En revanche, abstraction faite du visuel, ce nouveau Tannhaüser a vraiment tout pour plaire, à commencer par une distribution qui ferait presque honte à Bayreuth, où dans la même oeuvre on affiche en ce moment un plateau indigent. L'inépuisable Peter Seiffert semble aujourd'hui sans concurrence dans le rôle-titre : la facilité d'émission – les couplets du I –, l'endurance phénoménale – le récit de Rome –, la beauté de timbre et la puissance servent idéalement un rôle trop souvent massacré par des « baryténors » écarlates qui s'époumonent. La soprano viennoise Petra Maria Schnitzer (Frau Seiffert à la ville) est une Elisabeth radieuse, au timbre débordant de féminité et de jeunesse, à l'émission souple et agile, dotée d'un bel éventail dynamique – superbe présence dans les ensembles pourtant épuisants de la fin du II. La soprano campe une Elisabeth prête à l'éveil à la sensualité, loin de toute frigidité, sans les menues réserves de son Elsa bayreuthienne de l'été dernier.
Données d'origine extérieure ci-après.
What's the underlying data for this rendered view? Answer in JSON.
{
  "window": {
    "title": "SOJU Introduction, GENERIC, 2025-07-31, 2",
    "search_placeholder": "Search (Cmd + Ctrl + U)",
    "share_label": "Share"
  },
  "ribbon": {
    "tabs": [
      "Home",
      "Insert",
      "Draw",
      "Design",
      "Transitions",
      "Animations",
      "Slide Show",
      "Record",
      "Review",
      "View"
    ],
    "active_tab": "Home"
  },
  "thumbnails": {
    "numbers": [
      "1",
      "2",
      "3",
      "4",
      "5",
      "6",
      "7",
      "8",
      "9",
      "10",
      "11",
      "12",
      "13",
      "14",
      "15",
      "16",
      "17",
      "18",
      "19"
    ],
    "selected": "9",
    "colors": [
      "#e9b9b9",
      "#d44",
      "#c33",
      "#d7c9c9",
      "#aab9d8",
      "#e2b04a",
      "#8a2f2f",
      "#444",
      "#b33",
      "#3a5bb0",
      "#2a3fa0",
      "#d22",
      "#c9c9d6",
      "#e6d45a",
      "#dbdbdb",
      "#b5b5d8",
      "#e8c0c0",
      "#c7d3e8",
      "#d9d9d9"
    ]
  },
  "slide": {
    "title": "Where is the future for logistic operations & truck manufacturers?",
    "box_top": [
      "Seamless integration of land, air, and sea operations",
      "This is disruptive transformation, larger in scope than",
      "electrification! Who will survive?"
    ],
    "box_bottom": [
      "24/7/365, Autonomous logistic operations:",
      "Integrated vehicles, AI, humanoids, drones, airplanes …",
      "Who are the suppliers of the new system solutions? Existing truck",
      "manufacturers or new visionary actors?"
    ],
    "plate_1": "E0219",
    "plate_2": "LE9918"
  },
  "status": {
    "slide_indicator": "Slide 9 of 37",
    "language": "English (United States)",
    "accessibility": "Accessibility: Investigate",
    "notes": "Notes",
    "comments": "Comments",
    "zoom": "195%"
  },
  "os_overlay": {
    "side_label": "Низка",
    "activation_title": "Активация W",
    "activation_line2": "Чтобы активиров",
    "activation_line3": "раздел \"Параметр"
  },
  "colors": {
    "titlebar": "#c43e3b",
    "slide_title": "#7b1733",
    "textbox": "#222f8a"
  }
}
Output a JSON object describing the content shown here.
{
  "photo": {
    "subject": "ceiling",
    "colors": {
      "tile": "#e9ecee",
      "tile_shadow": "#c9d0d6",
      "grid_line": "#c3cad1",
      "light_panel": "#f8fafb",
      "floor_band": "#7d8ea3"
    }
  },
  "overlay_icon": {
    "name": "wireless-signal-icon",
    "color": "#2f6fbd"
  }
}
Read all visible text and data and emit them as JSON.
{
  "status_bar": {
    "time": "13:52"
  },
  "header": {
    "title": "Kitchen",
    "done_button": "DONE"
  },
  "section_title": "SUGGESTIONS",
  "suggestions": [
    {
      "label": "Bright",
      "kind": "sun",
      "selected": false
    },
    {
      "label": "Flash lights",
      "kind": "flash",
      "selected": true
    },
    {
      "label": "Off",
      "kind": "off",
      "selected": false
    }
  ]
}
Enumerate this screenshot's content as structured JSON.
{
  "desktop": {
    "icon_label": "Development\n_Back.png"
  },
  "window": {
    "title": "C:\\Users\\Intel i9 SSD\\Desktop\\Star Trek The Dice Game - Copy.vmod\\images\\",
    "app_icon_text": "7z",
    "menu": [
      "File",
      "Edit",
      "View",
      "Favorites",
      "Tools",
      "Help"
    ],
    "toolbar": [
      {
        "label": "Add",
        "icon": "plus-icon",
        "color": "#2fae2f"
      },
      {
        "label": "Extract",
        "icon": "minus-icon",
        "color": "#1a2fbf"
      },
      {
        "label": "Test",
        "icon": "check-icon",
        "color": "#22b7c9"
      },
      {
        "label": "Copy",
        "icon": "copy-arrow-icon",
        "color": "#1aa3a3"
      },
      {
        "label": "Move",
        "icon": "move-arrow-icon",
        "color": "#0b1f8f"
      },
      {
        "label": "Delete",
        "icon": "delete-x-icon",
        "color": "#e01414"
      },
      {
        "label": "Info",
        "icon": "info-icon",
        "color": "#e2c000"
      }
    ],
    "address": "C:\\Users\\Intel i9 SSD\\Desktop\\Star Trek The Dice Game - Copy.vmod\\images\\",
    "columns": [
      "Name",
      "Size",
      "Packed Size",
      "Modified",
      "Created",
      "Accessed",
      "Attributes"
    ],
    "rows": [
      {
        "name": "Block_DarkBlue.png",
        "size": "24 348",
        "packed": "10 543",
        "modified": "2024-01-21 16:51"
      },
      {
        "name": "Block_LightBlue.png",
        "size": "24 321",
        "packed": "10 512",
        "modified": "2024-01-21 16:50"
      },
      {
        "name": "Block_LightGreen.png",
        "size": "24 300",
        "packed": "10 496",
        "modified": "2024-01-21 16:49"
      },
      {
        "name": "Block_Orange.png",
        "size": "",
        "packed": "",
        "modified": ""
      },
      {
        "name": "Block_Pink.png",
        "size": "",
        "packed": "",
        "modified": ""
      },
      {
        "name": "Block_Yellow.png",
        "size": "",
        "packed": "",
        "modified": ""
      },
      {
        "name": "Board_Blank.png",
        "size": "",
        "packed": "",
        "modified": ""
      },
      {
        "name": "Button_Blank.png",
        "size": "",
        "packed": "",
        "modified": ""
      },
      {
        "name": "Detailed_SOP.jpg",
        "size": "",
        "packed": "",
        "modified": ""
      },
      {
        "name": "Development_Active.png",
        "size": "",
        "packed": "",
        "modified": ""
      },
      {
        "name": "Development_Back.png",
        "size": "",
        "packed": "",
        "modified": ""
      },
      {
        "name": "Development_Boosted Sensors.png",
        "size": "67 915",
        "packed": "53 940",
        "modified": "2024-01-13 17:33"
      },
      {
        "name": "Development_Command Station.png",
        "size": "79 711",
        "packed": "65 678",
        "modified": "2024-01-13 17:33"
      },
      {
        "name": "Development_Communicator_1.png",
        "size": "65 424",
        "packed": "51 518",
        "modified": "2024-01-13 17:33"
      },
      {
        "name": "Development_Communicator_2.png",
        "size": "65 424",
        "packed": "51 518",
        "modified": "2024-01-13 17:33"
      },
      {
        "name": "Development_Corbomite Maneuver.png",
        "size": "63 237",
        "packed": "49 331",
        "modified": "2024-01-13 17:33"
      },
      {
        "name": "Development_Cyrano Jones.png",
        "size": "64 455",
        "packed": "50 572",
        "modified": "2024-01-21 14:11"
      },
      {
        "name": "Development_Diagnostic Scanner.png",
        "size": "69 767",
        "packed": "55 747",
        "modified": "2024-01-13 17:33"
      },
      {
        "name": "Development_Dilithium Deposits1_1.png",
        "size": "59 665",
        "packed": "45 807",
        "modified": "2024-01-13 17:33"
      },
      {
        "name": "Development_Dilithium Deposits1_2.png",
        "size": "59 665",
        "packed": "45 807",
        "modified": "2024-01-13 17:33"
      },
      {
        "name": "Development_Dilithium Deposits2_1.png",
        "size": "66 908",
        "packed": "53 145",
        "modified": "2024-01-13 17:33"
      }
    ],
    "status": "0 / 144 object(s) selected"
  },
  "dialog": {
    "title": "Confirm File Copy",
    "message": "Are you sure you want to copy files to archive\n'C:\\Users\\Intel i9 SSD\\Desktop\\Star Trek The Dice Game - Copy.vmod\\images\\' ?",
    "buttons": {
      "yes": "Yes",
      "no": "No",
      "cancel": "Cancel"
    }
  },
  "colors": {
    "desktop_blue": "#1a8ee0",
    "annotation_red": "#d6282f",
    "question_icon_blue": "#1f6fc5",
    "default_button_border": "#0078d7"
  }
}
En Wolfram, Ludovic Tézier renoue avec un rôle qui a fait beaucoup pour sa renommée. La beauté de timbre, la maîtrise d'une déclamation ouvertement « Liedersänger », le legato sont tout simplement souverains, occasionnant une très belle Romance à l'étoile. Enfin, le Roi Hermann trouve en Franz Josef Selig un interprète idéal, dont la noblesse, la franchise d'émission et les graves forcent l'admiration. Seule ombre au tableau, la Vénus au timbre plutôt beau mais à l'émission grossie et au vibrato envahissant d'Ildiko Komlosi.
Dans la fosse, Chung donne de la version parisienne de 1861 une lecture impétueuse jusqu'à l'échevelé – entrée et choeur des chevaliers au II, évocation de la damnation dans le récit de Rome, dernier choeur du III – que ne restitue que grossièrement un orchestre de Radio France en petite forme, perdu dans de multiples errances de mise en place et d'intonation dans les vents. Mais la lecture du chef coréen, en dépit de certains partis pris esthétiques comme un legato de cordes assez laid et collant dans le motif de l'hymne à Vénus, l'emporte par son énergie et sa puissance expressive.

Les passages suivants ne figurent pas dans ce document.